Section 2.4.8(A) unambiguously limits the credit allowance to the station or stations on the service which in fact experience interruptions. It would be anomalous to define the term "affected" stations as including the entire service when the tariff provides that only the stations incurring interruptions on the service are to be considered "affected." Section 203(c) of Title 47, United States Code, permits no deviations from the schedules filed with the F.C.C., and thus this Court cannot create a credit exception contrary to the clear provisions of the tariff.

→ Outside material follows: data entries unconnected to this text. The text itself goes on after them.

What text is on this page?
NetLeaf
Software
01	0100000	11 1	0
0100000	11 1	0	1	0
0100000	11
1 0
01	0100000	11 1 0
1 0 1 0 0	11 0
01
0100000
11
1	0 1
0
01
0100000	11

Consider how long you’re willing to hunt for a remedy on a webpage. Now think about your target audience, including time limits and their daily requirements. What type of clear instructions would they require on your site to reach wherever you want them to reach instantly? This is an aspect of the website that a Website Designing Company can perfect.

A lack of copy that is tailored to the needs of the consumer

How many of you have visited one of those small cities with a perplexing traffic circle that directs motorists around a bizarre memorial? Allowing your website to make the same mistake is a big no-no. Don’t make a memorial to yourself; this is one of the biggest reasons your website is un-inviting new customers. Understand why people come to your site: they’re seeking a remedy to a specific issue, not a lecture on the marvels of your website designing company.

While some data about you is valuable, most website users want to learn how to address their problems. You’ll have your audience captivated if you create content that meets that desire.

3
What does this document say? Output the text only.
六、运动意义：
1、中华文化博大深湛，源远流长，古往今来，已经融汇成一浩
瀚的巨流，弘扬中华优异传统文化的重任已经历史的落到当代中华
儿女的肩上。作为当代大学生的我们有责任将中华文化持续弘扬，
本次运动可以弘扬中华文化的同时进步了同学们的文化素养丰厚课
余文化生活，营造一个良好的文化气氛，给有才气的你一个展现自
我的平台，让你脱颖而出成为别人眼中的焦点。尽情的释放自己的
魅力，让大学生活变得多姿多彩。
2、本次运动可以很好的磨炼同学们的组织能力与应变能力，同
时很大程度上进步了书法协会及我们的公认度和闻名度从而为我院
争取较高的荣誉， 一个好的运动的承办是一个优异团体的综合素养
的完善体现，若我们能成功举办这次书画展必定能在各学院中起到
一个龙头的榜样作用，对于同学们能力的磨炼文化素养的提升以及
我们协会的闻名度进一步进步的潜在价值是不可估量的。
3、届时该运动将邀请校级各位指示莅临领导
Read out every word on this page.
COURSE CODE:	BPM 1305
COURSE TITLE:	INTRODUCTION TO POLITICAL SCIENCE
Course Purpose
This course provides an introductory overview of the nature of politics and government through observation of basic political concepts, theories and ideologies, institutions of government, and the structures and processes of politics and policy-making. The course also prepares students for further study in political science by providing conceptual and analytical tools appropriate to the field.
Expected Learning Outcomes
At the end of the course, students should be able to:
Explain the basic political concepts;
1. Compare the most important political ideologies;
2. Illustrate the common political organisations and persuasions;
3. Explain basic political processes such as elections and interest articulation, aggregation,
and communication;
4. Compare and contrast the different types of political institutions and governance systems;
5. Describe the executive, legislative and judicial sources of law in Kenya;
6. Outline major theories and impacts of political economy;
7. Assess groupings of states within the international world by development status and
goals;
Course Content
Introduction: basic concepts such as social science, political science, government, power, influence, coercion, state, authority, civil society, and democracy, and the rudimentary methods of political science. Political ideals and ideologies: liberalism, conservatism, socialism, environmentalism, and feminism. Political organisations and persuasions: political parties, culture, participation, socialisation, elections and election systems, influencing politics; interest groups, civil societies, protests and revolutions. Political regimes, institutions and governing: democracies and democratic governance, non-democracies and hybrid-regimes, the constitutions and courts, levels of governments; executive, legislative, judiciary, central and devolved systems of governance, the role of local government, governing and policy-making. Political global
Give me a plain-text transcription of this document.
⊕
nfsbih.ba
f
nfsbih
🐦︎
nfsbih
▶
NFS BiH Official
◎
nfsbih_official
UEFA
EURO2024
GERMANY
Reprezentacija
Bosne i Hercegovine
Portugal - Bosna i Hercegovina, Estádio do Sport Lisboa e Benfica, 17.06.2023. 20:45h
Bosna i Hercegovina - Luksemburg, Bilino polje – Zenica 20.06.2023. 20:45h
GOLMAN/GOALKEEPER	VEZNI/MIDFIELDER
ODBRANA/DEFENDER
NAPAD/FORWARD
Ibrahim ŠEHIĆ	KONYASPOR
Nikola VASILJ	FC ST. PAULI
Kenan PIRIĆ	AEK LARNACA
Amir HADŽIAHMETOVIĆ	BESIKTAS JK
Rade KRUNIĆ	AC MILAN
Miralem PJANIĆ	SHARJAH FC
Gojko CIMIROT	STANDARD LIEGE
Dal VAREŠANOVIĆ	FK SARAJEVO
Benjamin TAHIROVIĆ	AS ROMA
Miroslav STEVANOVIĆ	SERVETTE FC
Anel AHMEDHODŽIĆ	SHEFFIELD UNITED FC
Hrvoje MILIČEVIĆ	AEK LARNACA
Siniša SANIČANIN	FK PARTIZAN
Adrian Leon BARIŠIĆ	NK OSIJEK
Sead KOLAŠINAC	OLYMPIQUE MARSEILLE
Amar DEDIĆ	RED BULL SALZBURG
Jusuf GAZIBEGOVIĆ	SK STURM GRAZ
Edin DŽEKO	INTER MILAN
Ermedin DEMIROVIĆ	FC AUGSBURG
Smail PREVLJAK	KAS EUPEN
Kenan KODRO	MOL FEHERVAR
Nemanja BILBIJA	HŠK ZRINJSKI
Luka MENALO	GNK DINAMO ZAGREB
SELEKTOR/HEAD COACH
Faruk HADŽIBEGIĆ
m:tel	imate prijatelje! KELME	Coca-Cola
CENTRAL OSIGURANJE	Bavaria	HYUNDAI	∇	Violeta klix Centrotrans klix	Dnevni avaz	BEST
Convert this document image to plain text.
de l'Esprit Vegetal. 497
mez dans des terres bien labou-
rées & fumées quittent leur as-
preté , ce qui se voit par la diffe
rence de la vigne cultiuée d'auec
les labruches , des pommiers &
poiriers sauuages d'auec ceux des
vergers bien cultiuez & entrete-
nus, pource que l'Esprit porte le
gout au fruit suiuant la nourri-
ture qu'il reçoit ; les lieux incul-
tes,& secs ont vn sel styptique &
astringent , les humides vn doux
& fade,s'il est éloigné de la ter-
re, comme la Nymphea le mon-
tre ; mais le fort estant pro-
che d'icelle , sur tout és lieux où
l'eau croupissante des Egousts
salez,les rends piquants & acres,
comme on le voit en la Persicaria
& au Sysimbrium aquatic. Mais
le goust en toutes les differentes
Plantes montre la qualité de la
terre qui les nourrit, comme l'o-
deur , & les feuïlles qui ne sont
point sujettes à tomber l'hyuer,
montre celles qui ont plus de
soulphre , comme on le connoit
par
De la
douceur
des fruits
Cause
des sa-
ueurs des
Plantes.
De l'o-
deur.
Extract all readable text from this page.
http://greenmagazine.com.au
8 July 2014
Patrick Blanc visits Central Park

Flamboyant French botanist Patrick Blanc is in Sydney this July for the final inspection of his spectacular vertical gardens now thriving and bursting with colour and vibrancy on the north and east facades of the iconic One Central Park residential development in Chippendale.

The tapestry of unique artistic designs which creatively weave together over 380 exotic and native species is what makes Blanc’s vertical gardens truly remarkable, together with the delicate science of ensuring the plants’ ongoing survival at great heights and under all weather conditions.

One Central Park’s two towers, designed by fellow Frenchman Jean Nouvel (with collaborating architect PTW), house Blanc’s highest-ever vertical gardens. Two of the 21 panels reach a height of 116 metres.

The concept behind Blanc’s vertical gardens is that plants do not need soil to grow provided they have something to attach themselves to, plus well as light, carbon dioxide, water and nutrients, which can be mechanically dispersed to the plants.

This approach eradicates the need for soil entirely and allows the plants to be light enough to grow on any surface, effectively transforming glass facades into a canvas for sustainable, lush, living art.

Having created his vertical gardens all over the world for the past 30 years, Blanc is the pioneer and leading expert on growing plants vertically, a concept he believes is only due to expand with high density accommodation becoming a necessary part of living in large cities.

Section 2.4.8(A) (6) (b) (i) of Tariff No. 260 providing for credit allowances according to the number of stations affected is governed by Section 2.4.8(A) which defines an "affected" station as a station on the service which incurs interruption. Since only defendant's Miami station experienced interruptions in service, and not the remaining eleven stations, the amount of the credit allowance must be computed using only one station as being "affected." In accord with the above cited provisions of Tariff No. 260, plaintiff is entitled to summary judgment as a matter of law in the amount of $2,000 less $137.52 credit allowed to defendant for service interruptions.